Deutschlands Lücken im Haushalt
Der deutsche Staat hält Aktienanteile an der Telekom und der Post und besitzt auch sonst viele andere Beteiligungen. Trotzdem zeigt ein neuer Vergleich: Das deutsche Gemeinwesen steht finanziell schlechter da als viele andere Staaten.
WASHINGTON/BERLIN Der deutsche Staat steht finanziell gesehen schlechter da als Länder wie Uganda oder Kenia. Das zeigt eine neue Studie des Internationalen Währungsfonds (IWF), die das sogenannte Staatsvermögen ermittelt hat, also im Falle Deutschland das Vermögen des Landes inklusive Sozialkassen, Gemeinden oder auch Bundesbank und staatlichen Unternehmen wie den Sparkassen. Demnach liegt Deutschland bei einem Vergleich des Nettovermögens von 31 ausgewählten Ländern auf dem siebtschlechtesten Platz.
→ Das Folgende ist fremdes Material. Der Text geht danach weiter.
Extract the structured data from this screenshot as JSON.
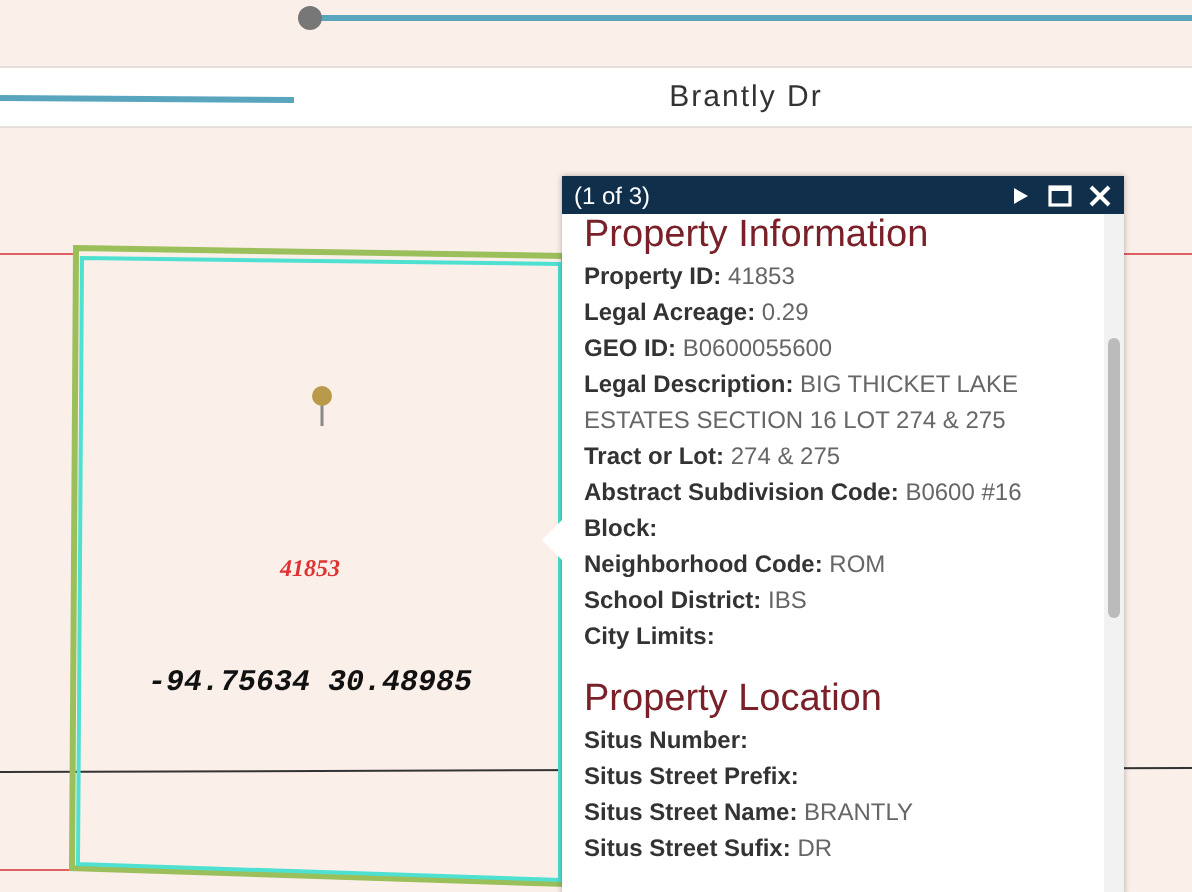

Selbst Uganda und Kenia haben gemessen an der Wirtschaftskraft ein höheres Staatsvermögen, erst recht die USA, Finnland oder auch Kanada.
Denn obwohl hierzulande Ersparnisse, Geldanlagen oder auch Beteiligungen des Gemeinwesens fast 200 Prozent des jährlichen Bruttosozialproduktes ausmachen, belasten umso höhere Verbindlichkeiten die Kassen des Bundes, der Länder und der Gemeinden: So liegt der Wert künftiger Beamtenpensionen bei knapp 40 Prozent des Bruttosozialproduktes – Japan, Indien oder Kanada haben hier deutlich weniger Verpflichtungen, Großbritannien oder auch Österreich müssen hingegen laut IWF relativ gesehen für noch mehr Pensionen vorsorgen.
Weitere Verpflichtungen, wie etwa die Bedienung der Staatsschulden, liegen bei fast 190 Prozent des Bruttosozialproduktes. Nur wenige Länder wie Portugal oder Japan kommen in der Vergleichsgruppe auf höhere Werte, wobei allerdings besonders unsolide Länder wie Griechenland und Italien in der Untersuchung nicht vorkommen.
In Summe kommen die Forscher zu dem Ergebnis, dass Deutschland nach Abzug aller staatlichen Werte mit 19,6 Prozent seiner Wirtschaftskraft verschuldet ist. Unter den 31 untersuchten Ländern stehen nur Portugal (135 Prozent), Großbritannien (125 Prozent), Frankreich (42 Prozent) und Österreich (40 Prozent) noch schlechter da. Hinzu kommen die Entwicklungsländer Gambia und El Salvador.
Wie reich eine Gemeinschaft dagegen sein kann, zeigen Norwegen und Australien. Australien kommt auf ein Staatsvermögen des 2,6-fachen der jährlichen Wirtschaftsleistung. Das Vermögen von Norwegen schätzt der Weltwährungsfonds auf das Vierfache des jährlichen Bruttosozialproduktes. Woher diese Vermögen kommen, ist klar: Beide Länder verfügen über große Rohstoffvorkommen. Norwegen hat mit seinen nur 5,2 Millionen Einwohnern sehr große Gas- und Ölvorkommen vor seiner Küste liegen, die der vom Staat dominierte Konzern Equinor (früher Statoil) fördert. Und das Land spart einen großen Teil der jährlichen Einnahmen im norwegischen Staatsfonds an, der sein Vermögen weltweit in Aktien investiert. Mittlerweile kommt der Fonds auf ein Vermögen von 900 Milliarden Euro – das reicht, um für jeden Bürger eine Rentenrücklage von 170.000 Euro zu bilden.
Die Studie macht allerdings auch darauf aufmerksam, dass das aktuelle staatliche Vermögen beziehungsweise die entsprechenden Nettoschulden nur einen Teil der wirtschaftlichen Stärke eines Landes ausmachen. So spielen die künftig zu erwartenden Steuern und Sozialabgaben keine Rolle bei dem Vergleich, obwohl Deutschland deutlich höhere Einnahmen von seinen Bürgern und Unternehmen hat als viele andere Staaten. Die Forscher rechnen damit, dass Deutschland bis 2023 die reinen Staatsschulden um mehr als zehn Prozentpunkte senken wird, weil die sprudelnden Steuereinnahmen Bund, Ländern und Gemeinden einen langsamen Schuldenabbau erlauben und die hohen Sozialbeiträge den Sozialkassen noch einige Jahre helfen.